American author and professor Norman Cousins once said, “Words need to be crafted, not sprayed. They need to be fitted together with infinite care.”
French poet and essayist Charles Peguy added, “A word is not the same with one writer as with another. One tears it from his guts. The other pulls it out of his overcoat pocket.”
Edward Morrison is famous for his quote, “Like stones, words are laborious and unforgiving, and the fitting of them together, like the fitting of stones, demands great patience and strength of purpose and particular skill.”

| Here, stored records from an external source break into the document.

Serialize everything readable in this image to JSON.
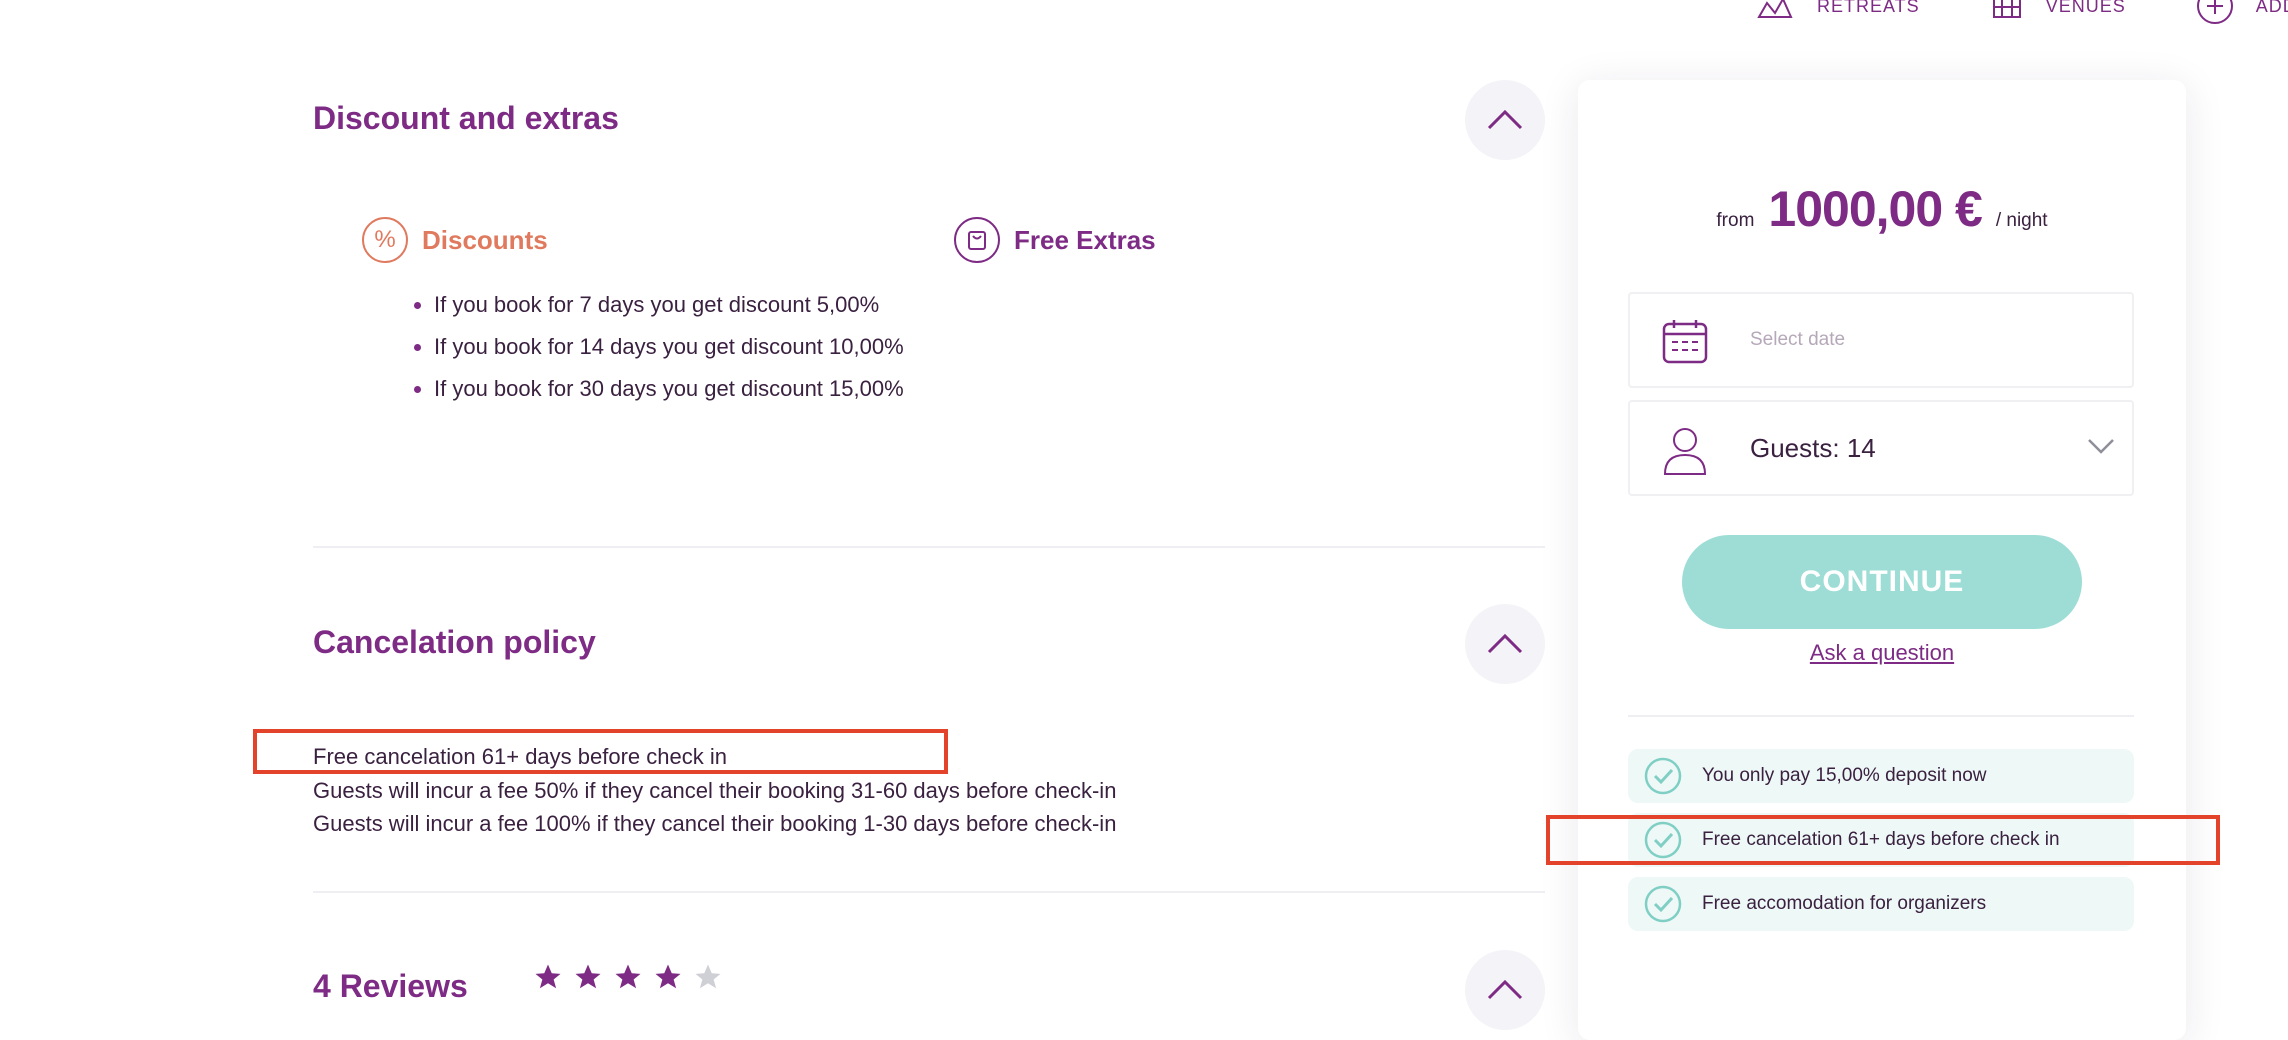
{
  "nav": {
    "items": [
      {
        "label": "RETREATS",
        "icon": "retreats-icon"
      },
      {
        "label": "VENUES",
        "icon": "venues-icon"
      },
      {
        "label": "ADD",
        "icon": "plus-circle-icon"
      }
    ]
  },
  "discounts_section": {
    "title": "Discount and extras",
    "discounts_heading": "Discounts",
    "free_extras_heading": "Free Extras",
    "items": [
      "If you book for 7 days you get discount 5,00%",
      "If you book for 14 days you get discount 10,00%",
      "If you book for 30 days you get discount 15,00%"
    ]
  },
  "cancellation_section": {
    "title": "Cancelation policy",
    "lines": [
      "Free cancelation 61+ days before check in",
      "Guests will incur a fee 50% if they cancel their booking 31-60 days before check-in",
      "Guests will incur a fee 100% if they cancel their booking 1-30 days before check-in"
    ]
  },
  "reviews_section": {
    "title": "4 Reviews",
    "rating": 4,
    "max_rating": 5
  },
  "booking": {
    "from_label": "from",
    "price": "1000,00 €",
    "unit": "/ night",
    "date_placeholder": "Select date",
    "guests_label": "Guests: 14",
    "continue_label": "CONTINUE",
    "ask_label": "Ask a question",
    "features": [
      "You only pay 15,00% deposit now",
      "Free cancelation 61+ days before check in",
      "Free accomodation for organizers"
    ]
  },
  "colors": {
    "brand_purple": "#7d2b84",
    "discount_orange": "#e07a5f",
    "teal": "#9dddd5",
    "highlight_red": "#e2432a"
  }
}
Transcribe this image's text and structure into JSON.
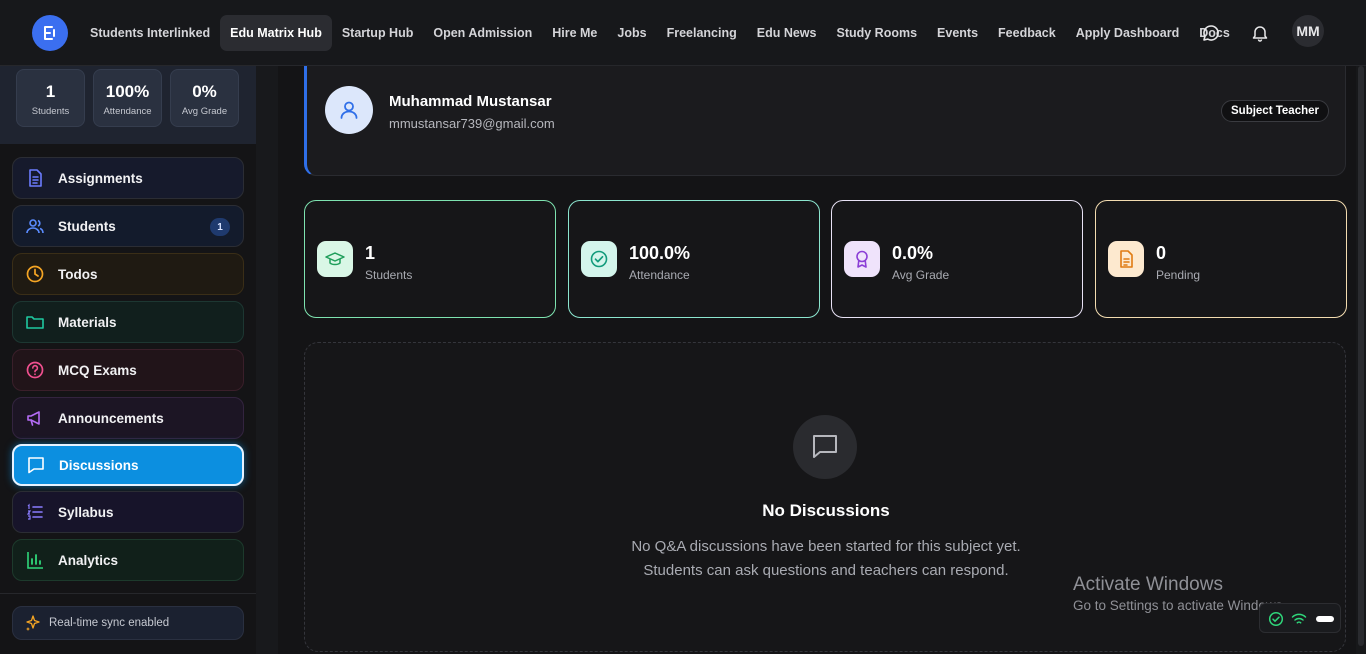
{
  "nav": {
    "items": [
      {
        "label": "Students Interlinked",
        "active": false
      },
      {
        "label": "Edu Matrix Hub",
        "active": true
      },
      {
        "label": "Startup Hub",
        "active": false
      },
      {
        "label": "Open Admission",
        "active": false
      },
      {
        "label": "Hire Me",
        "active": false
      },
      {
        "label": "Jobs",
        "active": false
      },
      {
        "label": "Freelancing",
        "active": false
      },
      {
        "label": "Edu News",
        "active": false
      },
      {
        "label": "Study Rooms",
        "active": false
      },
      {
        "label": "Events",
        "active": false
      },
      {
        "label": "Feedback",
        "active": false
      },
      {
        "label": "Apply Dashboard",
        "active": false
      },
      {
        "label": "Docs",
        "active": false
      }
    ],
    "avatar_initials": "MM",
    "icons": [
      "chat-icon",
      "bell-icon"
    ]
  },
  "sidebar": {
    "mini_stats": [
      {
        "value": "1",
        "label": "Students"
      },
      {
        "value": "100%",
        "label": "Attendance"
      },
      {
        "value": "0%",
        "label": "Avg Grade"
      }
    ],
    "items": [
      {
        "label": "Assignments",
        "icon": "document-icon",
        "color": "#6b7cff"
      },
      {
        "label": "Students",
        "icon": "users-icon",
        "color": "#5b8cff",
        "badge": "1"
      },
      {
        "label": "Todos",
        "icon": "clock-icon",
        "color": "#f5a524"
      },
      {
        "label": "Materials",
        "icon": "folder-icon",
        "color": "#1fc8a0"
      },
      {
        "label": "MCQ Exams",
        "icon": "question-icon",
        "color": "#f0508f"
      },
      {
        "label": "Announcements",
        "icon": "megaphone-icon",
        "color": "#b46cf5"
      },
      {
        "label": "Discussions",
        "icon": "message-icon",
        "color": "#ffffff",
        "active": true
      },
      {
        "label": "Syllabus",
        "icon": "list-icon",
        "color": "#8a7cff"
      },
      {
        "label": "Analytics",
        "icon": "bar-chart-icon",
        "color": "#2fd67a"
      }
    ],
    "sync_text": "Real-time sync enabled"
  },
  "profile": {
    "name": "Muhammad Mustansar",
    "email": "mmustansar739@gmail.com",
    "role": "Subject Teacher"
  },
  "stats": [
    {
      "value": "1",
      "label": "Students",
      "icon": "graduation-cap-icon",
      "accent": "#7ee3b0",
      "icon_bg": "#d9f7e6",
      "icon_color": "#1e9e5a"
    },
    {
      "value": "100.0%",
      "label": "Attendance",
      "icon": "check-circle-icon",
      "accent": "#8ce6cf",
      "icon_bg": "#d4f5ec",
      "icon_color": "#129b7c"
    },
    {
      "value": "0.0%",
      "label": "Avg Grade",
      "icon": "award-icon",
      "accent": "#e8e2f5",
      "icon_bg": "#efe3fb",
      "icon_color": "#8b3fd6"
    },
    {
      "value": "0",
      "label": "Pending",
      "icon": "file-icon",
      "accent": "#f3dcb0",
      "icon_bg": "#fde9cf",
      "icon_color": "#e07b12"
    }
  ],
  "empty": {
    "title": "No Discussions",
    "line1": "No Q&A discussions have been started for this subject yet.",
    "line2": "Students can ask questions and teachers can respond."
  },
  "watermark": {
    "title": "Activate Windows",
    "subtitle": "Go to Settings to activate Windows."
  }
}
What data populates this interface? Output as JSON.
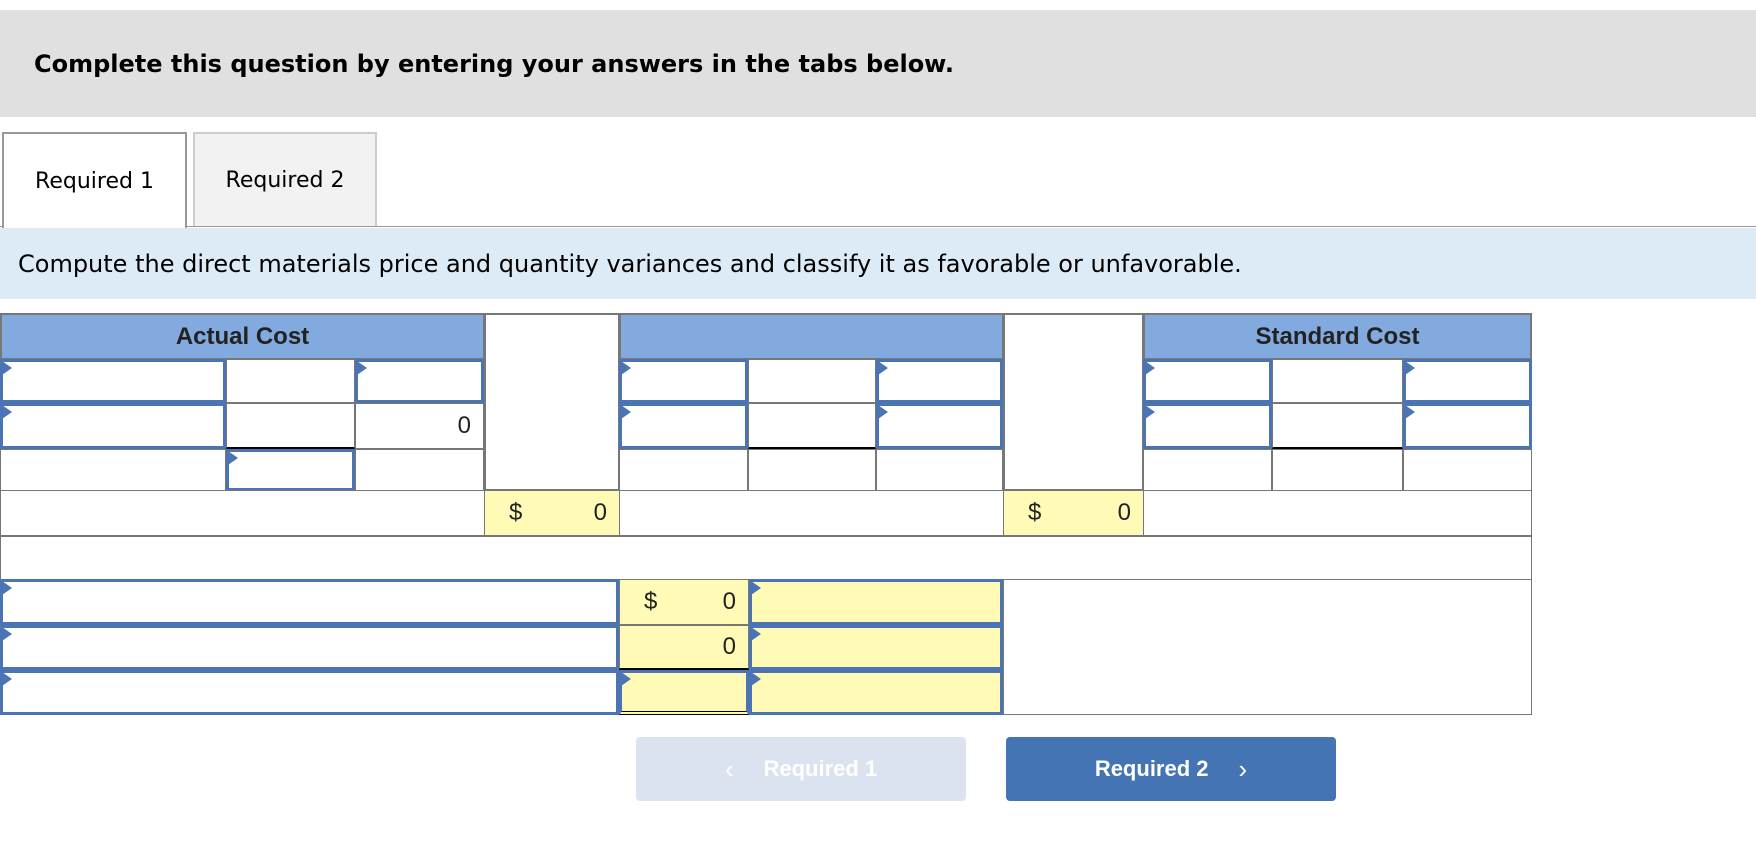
{
  "banner": {
    "text": "Complete this question by entering your answers in the tabs below."
  },
  "tabs": [
    {
      "label": "Required 1",
      "active": true
    },
    {
      "label": "Required 2",
      "active": false
    }
  ],
  "instruction": "Compute the direct materials price and quantity variances and classify it as favorable or unfavorable.",
  "table": {
    "headers": {
      "actual": "Actual Cost",
      "middle": "",
      "standard": "Standard Cost"
    },
    "actual": {
      "row2_value": "0"
    },
    "totals": {
      "actual_total": {
        "currency": "$",
        "value": "0"
      },
      "middle_total": {
        "currency": "$",
        "value": "0"
      }
    },
    "variances": [
      {
        "currency": "$",
        "value": "0"
      },
      {
        "currency": "",
        "value": "0"
      },
      {
        "currency": "",
        "value": ""
      }
    ]
  },
  "nav": {
    "prev_label": "Required 1",
    "next_label": "Required 2",
    "prev_icon": "chevron-left-icon",
    "next_icon": "chevron-right-icon"
  },
  "colors": {
    "header_blue": "#82aadf",
    "input_border": "#4a74b3",
    "yellow_cell": "#fffbb6",
    "next_button": "#4574b4",
    "prev_button_disabled": "#dae3ef",
    "instruction_bg": "#ddebf7",
    "banner_bg": "#e0e0e0"
  }
}
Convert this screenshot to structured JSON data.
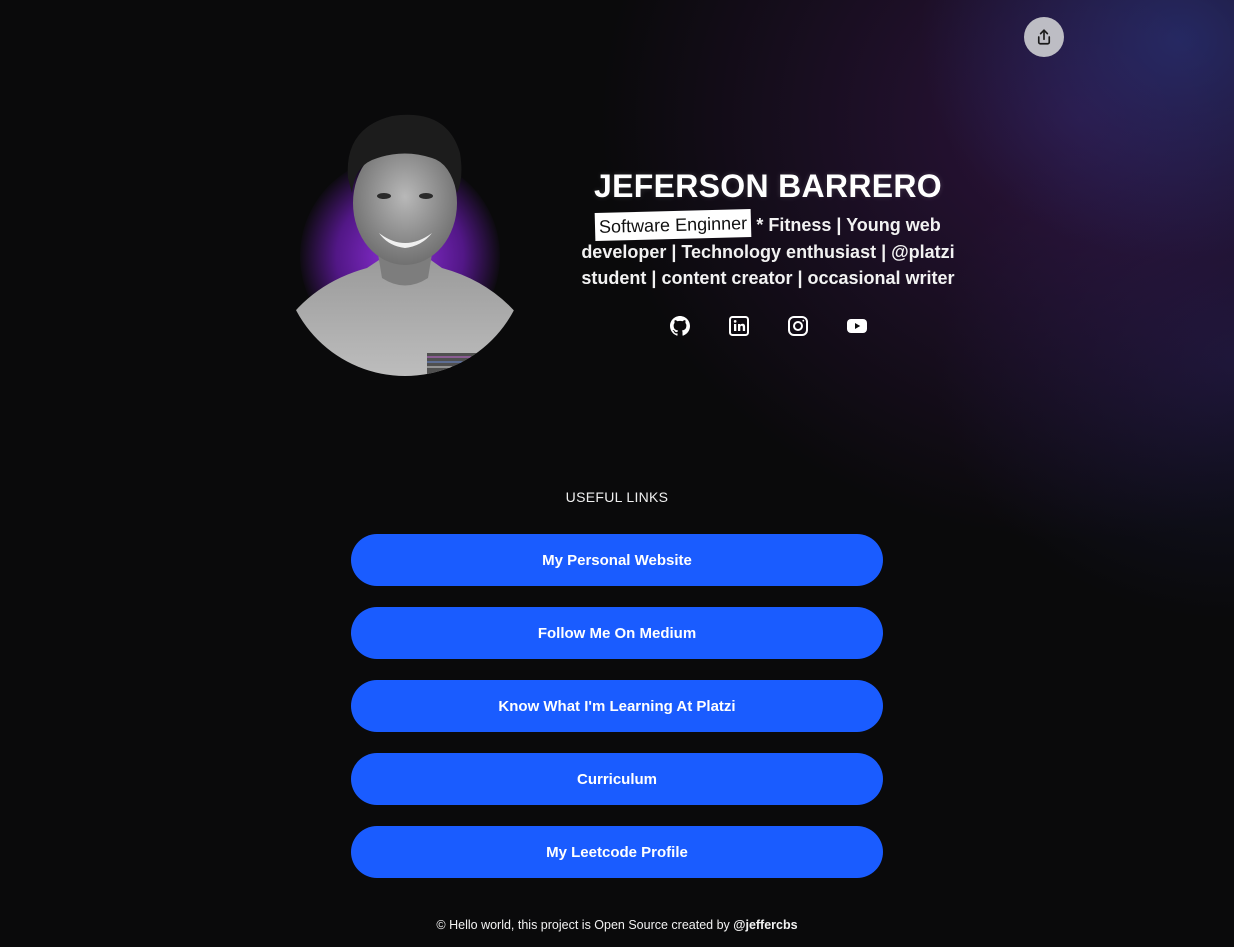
{
  "colors": {
    "background": "#0a0a0b",
    "accent_button": "#1a5cff",
    "glow_purple": "#8a2be2",
    "share_button": "#bdbdc4"
  },
  "share": {
    "icon": "share-icon"
  },
  "profile": {
    "name": "JEFERSON BARRERO",
    "bio_highlight": "Software Enginner",
    "bio_rest": " * Fitness | Young web developer | Technology enthusiast | @platzi student | content creator | occasional writer"
  },
  "socials": [
    {
      "name": "github",
      "icon": "github-icon"
    },
    {
      "name": "linkedin",
      "icon": "linkedin-icon"
    },
    {
      "name": "instagram",
      "icon": "instagram-icon"
    },
    {
      "name": "youtube",
      "icon": "youtube-icon"
    }
  ],
  "links_section": {
    "heading": "USEFUL LINKS",
    "links": [
      {
        "label": "My Personal Website"
      },
      {
        "label": "Follow Me On Medium"
      },
      {
        "label": "Know What I'm Learning At Platzi"
      },
      {
        "label": "Curriculum"
      },
      {
        "label": "My Leetcode Profile"
      }
    ]
  },
  "footer": {
    "text": "© Hello world, this project is Open Source created by ",
    "handle": "@jeffercbs"
  }
}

As I’ve stared at my computer over the last few weeks, trying to write several different stories for my classes and then to revise those stories, I’ve come to realize the truth of these sayings.
Writing is hard work.
Several times I’ve asked myself why I think I enjoy doing this. I’ve checked Facebook every five minutes or taken my daughters for a walk or vacuumed the living to avoid wrestling with that story waiting on my computer.
At the 2001 ICWF Spring WorDshop, writer and speaker Marcia Laycock presented the idea that we borrow words from God. He created this world, gave us the ability to communicate with each other, and He owns our words. Marcia said that He has given each of us fields to write and speak in. We borrow His words, let them hum in us and be voiced in our voice, and express them in our field.
Borrowing words. I like that idea as it conveys a sense of both inspiration and purpose. My words are not my own; God lends them to me to give to others. So as I struggle to put words to my experience, it is not only for the catharsis that I find in writing about what happened, but also for the reader to borrow from me and my words. (And in a sense, I’m borrowing this entire blog post from other writers!)
When God calls Moses at the burning bush, Moses makes a bunch of excuses. He knows how hard it will to be to walk back into Egypt and do what God wants him to do. His final excuse is that he can’t talk. God tells him, “Who gives people the ability to speak? Who’s responsible for making them unable to speak or hard of hearing, sighted or blind? Isn’t it I, the LORD? Now go! I’ll help you speak, and I’ll teach you what you should say” (Exodus 4:11-12 CEB).
Later, when God calls Jeremiah to prophesy for him, Jeremiah makes a similar excuse. He says he doesn’t know how to speak because he is “only a child.” God says that doesn’t matter: “Where I send you, you must go; what I tell you, you must say. I’m putting my words in your mouth” (Jeremiah 1:7, 9 CEB).
I find those stories encouraging, because often I feel that I don’t have the words or experience or skills. Yet just like Moses and Jeremiah, I can borrow the words that God wants me to share with those around me.